Mittwochnachmittag steht ein Lindner vor den Reportern, der von Kärtchen liest, angespannt wirkt. In Thüringen wurde Thomas Kemmerich (FDP) zum Regierungschef gewählt – durch Stimmen der AfD, die ihren Kandidaten fallen ließ. Eine Volte, vor der er gewarnt war. Doch was Lindner sagen wird, ist eine halbherzige Distanzierung, als gäbe es noch was zu gewinnen.
Dabei hätte er fast alles verloren: Nach Protesten und Parteiaustritten stellte er in der FDP die Vertrauensfrage – und gewann. Er räumte ein, dass er „einer Fehleinschätzung der AfD erlegen“sei.
Was dennoch hängen bleibt, ist der Eindruck: Lindner hat sich verzockt – wie schon 2017, als er nach der Wahl die Gespräche für eine Koalition mit CDU/CSU und Grünen scheitern ließ. Noch ehe sich die anderen versahen, trat er vor die Kameras. Es fiel jener Satz, der ihn bis heute verfolgt: „Es ist besser, nicht zu regieren, als falsch zu regieren.“Lindner, dem Verantwortungslosigkeit vorgeworfen worden war, drehte den Spieß um: Er sei Politiker der Überzeugungen. Die Kanzlerin wäre nur Grünen entgegengekommen, lautet seither seine Erzählung.

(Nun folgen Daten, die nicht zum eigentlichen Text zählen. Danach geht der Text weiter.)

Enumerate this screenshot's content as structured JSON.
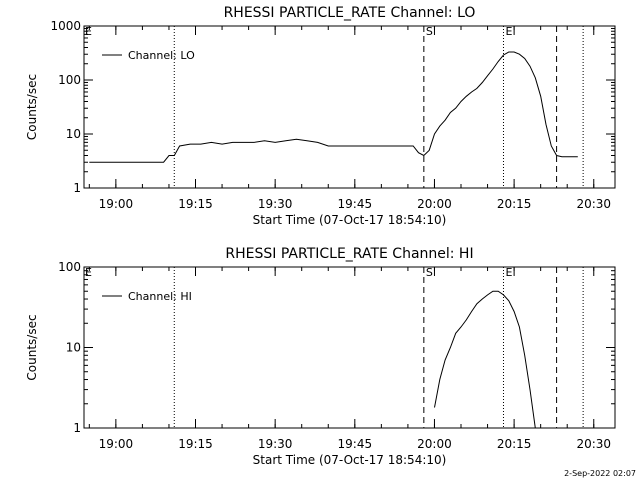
{
  "footer_date": "2-Sep-2022 02:07",
  "chart_data": [
    {
      "type": "line",
      "title": "RHESSI PARTICLE_RATE Channel: LO",
      "xlabel": "Start Time (07-Oct-17 18:54:10)",
      "ylabel": "Counts/sec",
      "yscale": "log",
      "ylim": [
        1,
        1000
      ],
      "yticks": [
        1,
        10,
        100,
        1000
      ],
      "ytick_labels": [
        "1",
        "10",
        "100",
        "1000"
      ],
      "xlim": [
        "18:54",
        "20:34"
      ],
      "xticks": [
        "19:00",
        "19:15",
        "19:30",
        "19:45",
        "20:00",
        "20:15",
        "20:30"
      ],
      "legend": {
        "label": "Channel: LO",
        "position": "top-left"
      },
      "markers": [
        {
          "time": "19:11",
          "style": "dotted",
          "label": ""
        },
        {
          "time": "19:58",
          "style": "dashed",
          "label": "S"
        },
        {
          "time": "20:13",
          "style": "dotted",
          "label": "E"
        },
        {
          "time": "20:23",
          "style": "dashed",
          "label": ""
        },
        {
          "time": "20:28",
          "style": "dotted",
          "label": ""
        }
      ],
      "corner_label": "E",
      "series": [
        {
          "x": [
            "18:55",
            "18:56",
            "18:57",
            "18:58",
            "18:59",
            "19:00",
            "19:01",
            "19:02",
            "19:03",
            "19:04",
            "19:05",
            "19:06",
            "19:07",
            "19:08",
            "19:09",
            "19:10",
            "19:11",
            "19:12",
            "19:14",
            "19:16",
            "19:18",
            "19:20",
            "19:22",
            "19:24",
            "19:26",
            "19:28",
            "19:30",
            "19:32",
            "19:34",
            "19:36",
            "19:38",
            "19:40",
            "19:42",
            "19:44",
            "19:46",
            "19:48",
            "19:50",
            "19:52",
            "19:54",
            "19:56",
            "19:57",
            "19:58",
            "19:59",
            "20:00",
            "20:01",
            "20:02",
            "20:03",
            "20:04",
            "20:05",
            "20:06",
            "20:07",
            "20:08",
            "20:09",
            "20:10",
            "20:11",
            "20:12",
            "20:13",
            "20:14",
            "20:15",
            "20:16",
            "20:17",
            "20:18",
            "20:19",
            "20:20",
            "20:21",
            "20:22",
            "20:23",
            "20:24",
            "20:25",
            "20:26",
            "20:27"
          ],
          "y": [
            3,
            3,
            3,
            3,
            3,
            3,
            3,
            3,
            3,
            3,
            3,
            3,
            3,
            3,
            3,
            4,
            4,
            6,
            6.5,
            6.5,
            7,
            6.5,
            7,
            7,
            7,
            7.5,
            7,
            7.5,
            8,
            7.5,
            7,
            6,
            6,
            6,
            6,
            6,
            6,
            6,
            6,
            6,
            4.5,
            4,
            5,
            10,
            14,
            18,
            25,
            30,
            40,
            50,
            60,
            70,
            90,
            120,
            160,
            220,
            290,
            330,
            330,
            300,
            250,
            180,
            110,
            50,
            15,
            6,
            4,
            3.8,
            3.8,
            3.8,
            3.8
          ]
        }
      ]
    },
    {
      "type": "line",
      "title": "RHESSI PARTICLE_RATE Channel: HI",
      "xlabel": "Start Time (07-Oct-17 18:54:10)",
      "ylabel": "Counts/sec",
      "yscale": "log",
      "ylim": [
        1,
        100
      ],
      "yticks": [
        1,
        10,
        100
      ],
      "ytick_labels": [
        "1",
        "10",
        "100"
      ],
      "xlim": [
        "18:54",
        "20:34"
      ],
      "xticks": [
        "19:00",
        "19:15",
        "19:30",
        "19:45",
        "20:00",
        "20:15",
        "20:30"
      ],
      "legend": {
        "label": "Channel: HI",
        "position": "top-left"
      },
      "markers": [
        {
          "time": "19:11",
          "style": "dotted",
          "label": ""
        },
        {
          "time": "19:58",
          "style": "dashed",
          "label": "S"
        },
        {
          "time": "20:13",
          "style": "dotted",
          "label": "E"
        },
        {
          "time": "20:23",
          "style": "dashed",
          "label": ""
        },
        {
          "time": "20:28",
          "style": "dotted",
          "label": ""
        }
      ],
      "corner_label": "E",
      "series": [
        {
          "x": [
            "20:00",
            "20:01",
            "20:02",
            "20:03",
            "20:04",
            "20:05",
            "20:06",
            "20:07",
            "20:08",
            "20:09",
            "20:10",
            "20:11",
            "20:12",
            "20:13",
            "20:14",
            "20:15",
            "20:16",
            "20:17",
            "20:18",
            "20:19"
          ],
          "y": [
            1.8,
            4,
            7,
            10,
            15,
            18,
            22,
            28,
            35,
            40,
            45,
            50,
            50,
            45,
            38,
            28,
            18,
            8,
            3,
            1
          ]
        }
      ]
    }
  ]
}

Damit wollte er das Image der FDP loswerden: Eine Umfallerpartei, die erstaunliches Biegepotenzial hat, wenn es zu ihrem Vorteil ist. Schon zuvor gelang es ihm, die FDP, die 2013 aus dem Bundestag geflogen war, zu revitalisieren. Er war sich für keinen Auftritt zu schade, verteilte Visitenkarten und setzte sich im Wahlkampf auf Plakaten in Szene:
In Schwarz-Weiß-Optik posierte er wie ein Hugo-Boss-Model. Das Handy in der Hand, dazu die Unterschrift in Magenta-Gelb: „Digital first. Bedenken second.“Die FDP, Gründungsjahr 1948, wirkte wie ein Start-up – bereit, die Szene in Berlin aufzumischen. Vom Comeback zur Krise Sein Plan ging auf. Vier Jahre nach dem Regierungsaus holte die FDP 2017 fast zehn Prozent und fand sich in Sondierungsgesprächen wieder – bis Lindner absprang. Nicht ohne Ziel, wird ihm nachgesagt: Er hoffte auf den Rücktritt von Merkel oder Neuwahlen, wo ihm CDU-Wähler in die Arme laufen hätten sollen. Nichts davon ist eingetreten. Die Realität sieht so aus: SPD und Union regieren mehr oder weniger friktionsfrei, die FDP sitzt auf der Oppositionsbank.
Im politischen Alltag fällt die FDP kaum auf, es sei denn, ihr Chef gibt Interviews mit Sagern, etwa zum Thema Asyl, wo er an der AfD-Linie schrammt. Oder Klimaschutz zur „Sache der Profis“erklärt. Dieser Satz zu den Protesten der Fridays-for-Future-Bewegung löste Empörung aus.
In den eigenen Reihen drängten junge Mitglieder darauf, dass er auf die Gruppe zugehen soll. Studenten, Schüler, Städter sind auch FDPZielgruppe. Dass sie sich bei den Wahlen 2018 den Grünen zuwandten, genauso wie enttäuschte SPD- und CDU-Wähler, ist bitter. Ausgerechnet der „Lieblingsfeind“, an dem sich Liberale gerne reiben, hat geschafft, was Lindner gelingen wollte: Eine Partei, die künftig in Berlin mitregieren wird. Wären am Sonntag Wahlen, kämen die Grünen auf Platz zwei (22 %), die FDP stünde bei 7 Prozent. „Schwarz-Grün“gilt als Zukunftsmodell.
Selbst wenn Lindner die Vertrauensfrage nun überstanden hat – auch in Ermangelung an personelle Alternativen – steht er unter Beobachtung. In zwei Wochen wählt Hamburg, das wird für die FDP schwer. PR-Sprüche alleine werden nicht reichen.